Dans le détail, les machines à usage général comme les turbines, pompes et équipements de dynamique des fluides ont connu une progression remarquable de 31,8%, atteignant 285 millions d’euros. Dans la même veine, les machines spéciales destinées à divers secteurs industriels ne sont pas en reste avec une hausse significative de 22,9% (281 millions d’euros). Plus impressionnant encore, les autres machines générales, incluant les équipements de levage et ceux destinés à l’industrie pétrochimique, affichent une croissance spectaculaire de 41,4%.

Seule ombre au tableau de cette dynamique positive, le secteur automobile marque un léger repli de 7,5%, avec des exportations s’élevant à 270 millions d’euros. Cette exception dans un paysage globalement favorable pourrait toutefois s’expliquer par la stratégie de localisation de la production, comme en témoigne l’implantation récente d’une usine Fiat à Oran, transformant ainsi une partie des exportations en investissements directs.

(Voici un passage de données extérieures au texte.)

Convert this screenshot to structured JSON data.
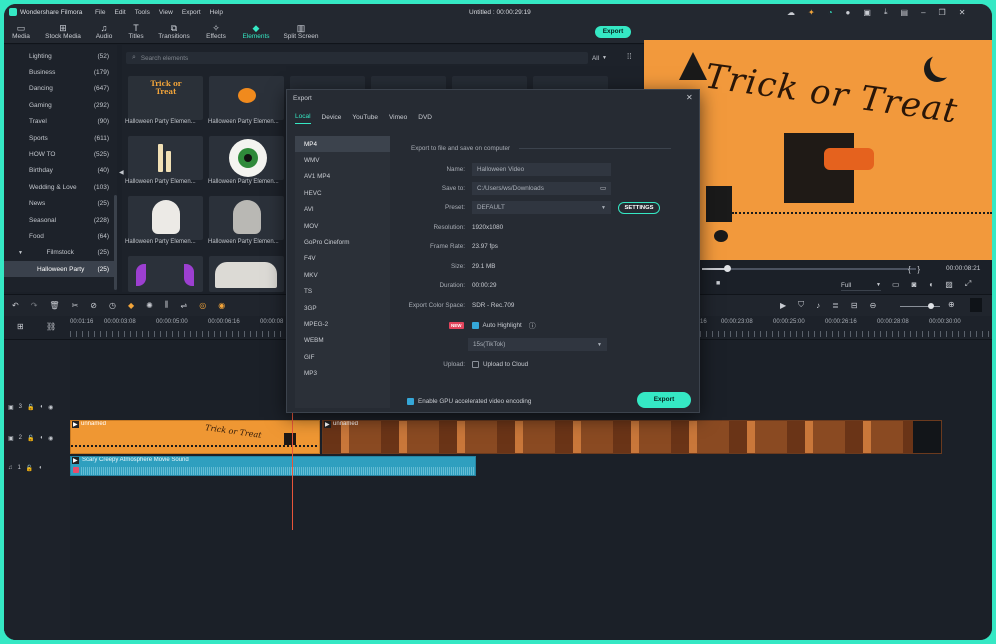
{
  "app": {
    "name": "Wondershare Filmora",
    "title": "Untitled : 00:00:29:19"
  },
  "menu": [
    "File",
    "Edit",
    "Tools",
    "View",
    "Export",
    "Help"
  ],
  "toolbar": {
    "tabs": [
      {
        "label": "Media",
        "icon": "folder-icon"
      },
      {
        "label": "Stock Media",
        "icon": "stock-media-icon"
      },
      {
        "label": "Audio",
        "icon": "music-icon"
      },
      {
        "label": "Titles",
        "icon": "titles-icon"
      },
      {
        "label": "Transitions",
        "icon": "transitions-icon"
      },
      {
        "label": "Effects",
        "icon": "effects-icon"
      },
      {
        "label": "Elements",
        "icon": "elements-icon"
      },
      {
        "label": "Split Screen",
        "icon": "split-screen-icon"
      }
    ],
    "active": "Elements",
    "export_label": "Export"
  },
  "sidebar": {
    "categories": [
      {
        "label": "Lighting",
        "count": "(52)"
      },
      {
        "label": "Business",
        "count": "(179)"
      },
      {
        "label": "Dancing",
        "count": "(647)"
      },
      {
        "label": "Gaming",
        "count": "(292)"
      },
      {
        "label": "Travel",
        "count": "(90)"
      },
      {
        "label": "Sports",
        "count": "(611)"
      },
      {
        "label": "HOW TO",
        "count": "(525)"
      },
      {
        "label": "Birthday",
        "count": "(40)"
      },
      {
        "label": "Wedding & Love",
        "count": "(103)"
      },
      {
        "label": "News",
        "count": "(25)"
      },
      {
        "label": "Seasonal",
        "count": "(228)"
      },
      {
        "label": "Food",
        "count": "(64)"
      },
      {
        "label": "Filmstock",
        "count": "(25)"
      },
      {
        "label": "Halloween Party",
        "count": "(25)"
      }
    ]
  },
  "library": {
    "search_placeholder": "Search elements",
    "filter": "All",
    "items": [
      "Halloween Party Elemen...",
      "Halloween Party Elemen...",
      "Halloween Party Elemen...",
      "Halloween Party Elemen...",
      "Halloween Party Elemen...",
      "Halloween Party Elemen..."
    ],
    "thumb_text": "Trick or Treat"
  },
  "preview": {
    "title_text": "Trick or Treat",
    "timecode": "00:00:08:21",
    "quality": "Full",
    "brackets": "{   }"
  },
  "timeline": {
    "ruler": [
      "00:01:16",
      "00:00:03:08",
      "00:00:05:00",
      "00:00:06:16",
      "00:00:08",
      "00:00:23:08",
      "00:00:25:00",
      "00:00:26:16",
      "00:00:28:08",
      "00:00:30:00",
      "16"
    ],
    "tracks": [
      {
        "label": "3"
      },
      {
        "label": "2"
      },
      {
        "label": "1"
      }
    ],
    "clip_video_1": "unnamed",
    "clip_video_2": "unnamed",
    "clip_video_text": "Trick or Treat",
    "clip_audio": "Scary Creepy Atmosphere Movie Sound"
  },
  "export_dialog": {
    "title": "Export",
    "tabs": [
      "Local",
      "Device",
      "YouTube",
      "Vimeo",
      "DVD"
    ],
    "selected_tab": "Local",
    "formats": [
      "MP4",
      "WMV",
      "AV1 MP4",
      "HEVC",
      "AVI",
      "MOV",
      "GoPro Cineform",
      "F4V",
      "MKV",
      "TS",
      "3GP",
      "MPEG-2",
      "WEBM",
      "GIF",
      "MP3"
    ],
    "selected_format": "MP4",
    "heading": "Export to file and save on computer",
    "fields": {
      "name_label": "Name:",
      "name_value": "Halloween Video",
      "saveto_label": "Save to:",
      "saveto_value": "C:/Users/ws/Downloads",
      "preset_label": "Preset:",
      "preset_value": "DEFAULT",
      "settings_label": "SETTINGS",
      "resolution_label": "Resolution:",
      "resolution_value": "1920x1080",
      "framerate_label": "Frame Rate:",
      "framerate_value": "23.97 fps",
      "size_label": "Size:",
      "size_value": "29.1 MB",
      "duration_label": "Duration:",
      "duration_value": "00:00:29",
      "colorspace_label": "Export Color Space:",
      "colorspace_value": "SDR - Rec.709",
      "new_badge": "NEW",
      "auto_highlight_label": "Auto Highlight",
      "highlight_option": "15s(TikTok)",
      "upload_label": "Upload:",
      "upload_value": "Upload to Cloud"
    },
    "gpu_label": "Enable GPU accelerated video encoding",
    "export_button": "Export"
  },
  "colors": {
    "accent": "#35e8c4",
    "orange": "#f39a2c",
    "audio": "#2f9fbf",
    "playhead": "#e8553a"
  }
}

Vers un nouveau paradigme commercial

Cette dissonance entre le recul des achats algériens et la montée en puissance des ventes italiennes traduit les bouleversements profonds à l’œuvre dans les deux économies méditerranéennes. Rome affirme désormais sa stature d’exportateur de pointe dans les secteurs technologiques et industriels, devenant un partenaire clé du chantier algérien de diversification économique. Alger, de son côté, peine encore à s’émanciper de sa dépendance historique aux hydrocarbures, mais amorce un virage stratégique vers un modèle commercial moins monolithique.

Cette évolution a été favorisée par le renforcement considérable des relations diplomatiques depuis 2021, notamment grâce aux visites bilatérales des présidents Sergio Mattarella et Abdelmajid Tebboune. Ces rapprochements au plus haut niveau ont débouché sur la signature de nombreux accords de partenariat stratégique qui ont, à leur tour, posé les bases solides d’une coopération économique élargie et diversifiée.

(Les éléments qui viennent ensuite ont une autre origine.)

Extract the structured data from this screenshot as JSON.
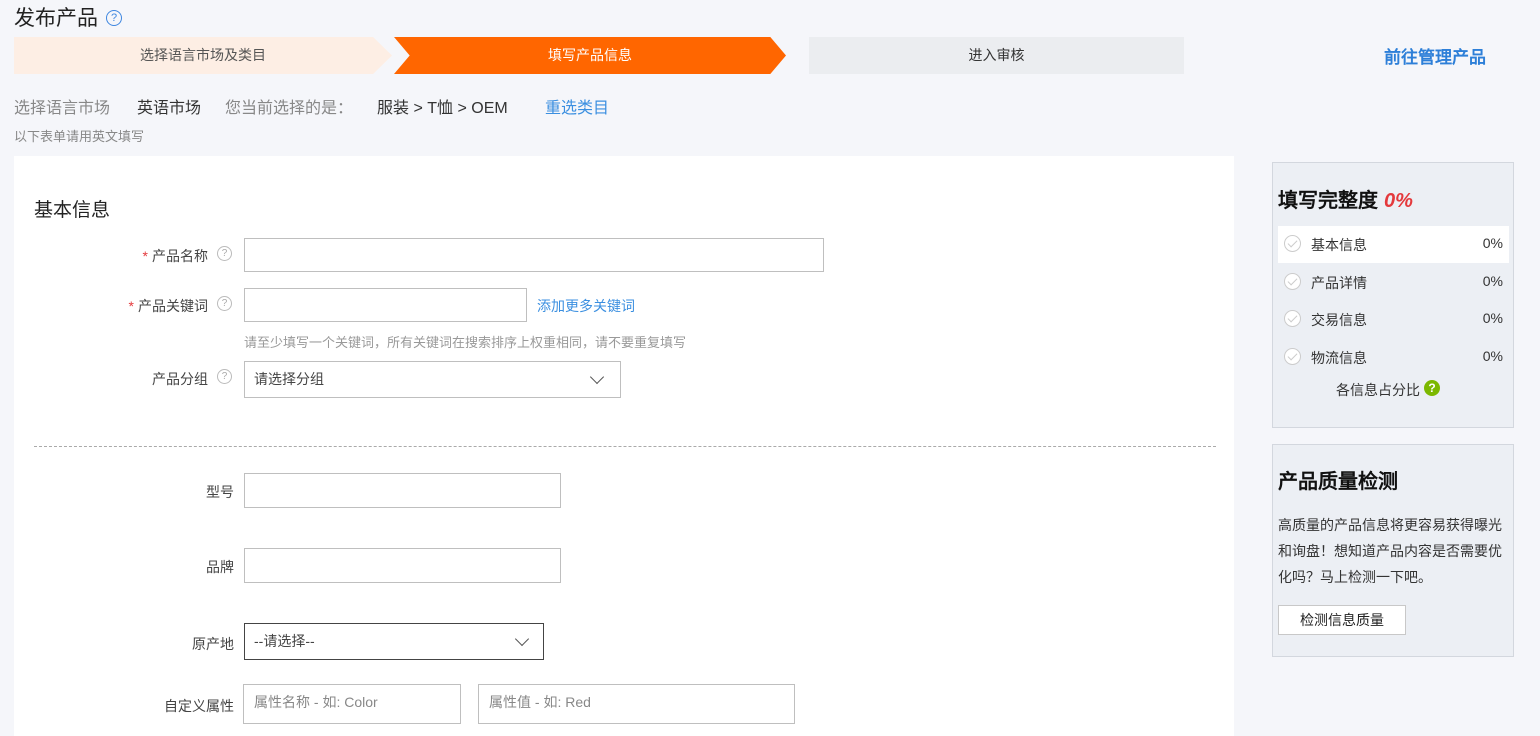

Au-delà des simples flux commerciaux traditionnels, on observe désormais une évolution qualitative profonde des relations économiques italo-algériennes. L’implantation d’une usine Fiat à Oran symbolise parfaitement cette nouvelle approche où l’investissement direct vient compléter et enrichir les échanges commerciaux classiques. Dans le même esprit, le projet agricole innovant de Timimoun développé par BF SPA représente également cette diversification sectorielle prometteuse.

Ce nouveau paradigme s’inscrit pleinement dans la vision du Plan Mattei, promu activement par le gouvernement italien, qui joue un rôle catalyseur essentiel dans cette transformation économique. Cette initiative stratégique ambitieuse, qui porte le nom du fondateur visionnaire d’ENI, vise à promouvoir le développement durable en Afrique dans des secteurs variés et complémentaires comme l’énergie, les infrastructures ou l’agriculture.